Simbol Agama Menurut Emile Durkheim

Simbol Agama, static.z-dn.net

Durkheim merasa bahwa hanya ada satu metode ilmiah yang bisa membantu memahami fenomena-fenomena masyarakat yaitu pendekatan sosiologi. Durkheim meletakkan dua prinsip fundamental dan pasti bagi investigasi ilmiahnya: (1) bahwa sifat masyarakat adalah subjek yang paling cocok dan menjanjikan bagi investasi yang sistematik, terutama dalam sejarah pada keadaan sekarang (2) bahwa semua “fakta sosial” yang semacam itu harus diinvestigasi dengan metode-metode ilmiah yang paling objektif.
Durkheim mengklaim bahwa orang-orang primitif secara normal tidak betul-betul memikirkan tentang dua dunia yang berbeda, yang satu natural dan yang satunya lagi supernatural sebagaimana cara beragama oleh orang-orang modern. Orang-orang modern sangat dipengaruhi oleh asumsi dan kaidah-kaidah sains. Sedangkan orang-orang primitif tidak, mereka melihat semua gejal itu pada dasarnya sama. Durkheim selanjutnya menyatakan bahwa karakteristik dan ritual agama bukanlah merupakan unsur supernatural, tetapi konsep tentang yang sakral. Dia tidak membagi wilayah dunia pada yang natural dan supernatural, melainkan pada wilayah yang sakral dan profan. Dia memberikan kata-kata, “agama adalah sebuah sistem terpadu dari kepercayaan dari praktik yang berhubungan dengan hal-hal yang sakral”.
Durkheim mengamati pada suku aborigin dan membuat kesimpulan bahwa agama dari suku-suku ini adalah totemisme karena sebagaimana yang ia amati, orang-orang aborigin memiliki simbol-simbol (totem) klan, dan itulah yang mereka sakralkan. Dan di samping itu, klan itu sendiri dipandang suci karena dianggap sama dengan totemnya. Ketika klan kumpul bersama untuk melakukan upacara, totem selalu diukir di sepotong kayu ataupun batu yang menjadi panggung utama. Di balik totem adalah sebuah kekuatan impersonal yang memiliki kekuasaan besar atas kehidupan klan, baik secara fisik maupun moral.
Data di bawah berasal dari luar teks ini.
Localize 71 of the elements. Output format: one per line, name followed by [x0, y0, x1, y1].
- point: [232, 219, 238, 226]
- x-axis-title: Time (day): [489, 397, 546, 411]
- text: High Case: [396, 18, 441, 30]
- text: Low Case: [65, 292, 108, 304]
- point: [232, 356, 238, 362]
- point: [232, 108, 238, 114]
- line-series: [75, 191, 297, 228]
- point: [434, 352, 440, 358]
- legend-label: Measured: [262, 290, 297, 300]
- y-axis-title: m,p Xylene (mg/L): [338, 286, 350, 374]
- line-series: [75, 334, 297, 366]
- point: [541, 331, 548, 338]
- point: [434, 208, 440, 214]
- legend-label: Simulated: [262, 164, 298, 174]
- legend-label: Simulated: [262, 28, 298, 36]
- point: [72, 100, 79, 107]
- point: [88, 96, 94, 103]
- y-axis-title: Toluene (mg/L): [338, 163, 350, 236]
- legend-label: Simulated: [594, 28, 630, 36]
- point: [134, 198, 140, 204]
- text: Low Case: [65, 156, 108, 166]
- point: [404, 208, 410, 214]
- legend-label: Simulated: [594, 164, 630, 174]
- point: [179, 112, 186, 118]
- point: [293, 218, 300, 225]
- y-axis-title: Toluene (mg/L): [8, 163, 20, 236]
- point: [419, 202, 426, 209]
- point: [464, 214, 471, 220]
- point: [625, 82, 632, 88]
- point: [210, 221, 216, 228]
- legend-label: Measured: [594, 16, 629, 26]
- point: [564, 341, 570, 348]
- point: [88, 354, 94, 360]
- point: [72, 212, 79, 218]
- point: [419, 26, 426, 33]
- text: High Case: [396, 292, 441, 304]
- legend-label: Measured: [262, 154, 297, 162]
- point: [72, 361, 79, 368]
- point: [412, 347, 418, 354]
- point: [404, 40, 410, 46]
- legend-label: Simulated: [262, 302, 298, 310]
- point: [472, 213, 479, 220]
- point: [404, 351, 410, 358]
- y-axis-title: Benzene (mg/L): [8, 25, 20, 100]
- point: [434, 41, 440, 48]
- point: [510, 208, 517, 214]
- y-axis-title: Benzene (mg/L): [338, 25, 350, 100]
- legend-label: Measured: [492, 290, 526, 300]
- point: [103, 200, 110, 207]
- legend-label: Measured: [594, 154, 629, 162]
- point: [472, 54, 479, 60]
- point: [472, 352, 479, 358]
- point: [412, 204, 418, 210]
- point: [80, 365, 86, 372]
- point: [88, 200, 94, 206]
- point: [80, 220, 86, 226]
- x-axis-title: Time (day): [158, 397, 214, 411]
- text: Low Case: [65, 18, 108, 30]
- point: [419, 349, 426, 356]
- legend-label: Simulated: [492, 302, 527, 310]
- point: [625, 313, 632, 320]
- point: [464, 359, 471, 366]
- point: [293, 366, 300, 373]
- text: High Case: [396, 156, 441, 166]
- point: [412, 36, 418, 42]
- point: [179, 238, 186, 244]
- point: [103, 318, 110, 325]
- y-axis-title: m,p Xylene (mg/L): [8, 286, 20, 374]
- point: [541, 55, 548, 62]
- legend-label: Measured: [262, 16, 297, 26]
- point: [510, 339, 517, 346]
Durkheim dengan berani menggambarkan perasaan yang meluap-luap dalam kegembiraan dari upacara kelompok ini. Sentimen-sentimen itu adalah masa-masa ritual yang dipenuhi dengan energi, antusiasme, kegembiraan, komitmen yang tak mementingkan dirinya sendiri, dan keamanan penuh. “tampaknya ide agama dilahirkan di tengah-tengah lingkungan sosial yang riang gembira ini dari kegembiraan ini sendiri”. Dalam momen-momen semacam itu, yang profan dikesampingkan yang ada hanya yang sakral.
Dengan dipahami secara tepat, prinsip totemik dapat menerangkan semua agama yang lain juga. Kepercayaan pada roh atau jiwa adalah contohnya Totemisme menunjukkan bagaimana kepercayaan semacam itu berkembang. Ide tentang jiwa benar-benar merupaka prinsip totemik tang tertanam dalam setiap individu. Karena klan hanya dapat ada akibat individu memikirkannya dalam pikirannya, wajarnya bagi anggotanya untuk menganggap prinsip totemik itu betapapun menyebarkan dirinya ke dalam setiap orang dari mereka. Ketika ia mendistribusikan dirinya ke seluruh klan, pecahan dari dirinya yang dimiliki oleh setiap individu menjadi bagian dari jiwa individu tersebut, ia adalah klan yang di dalam.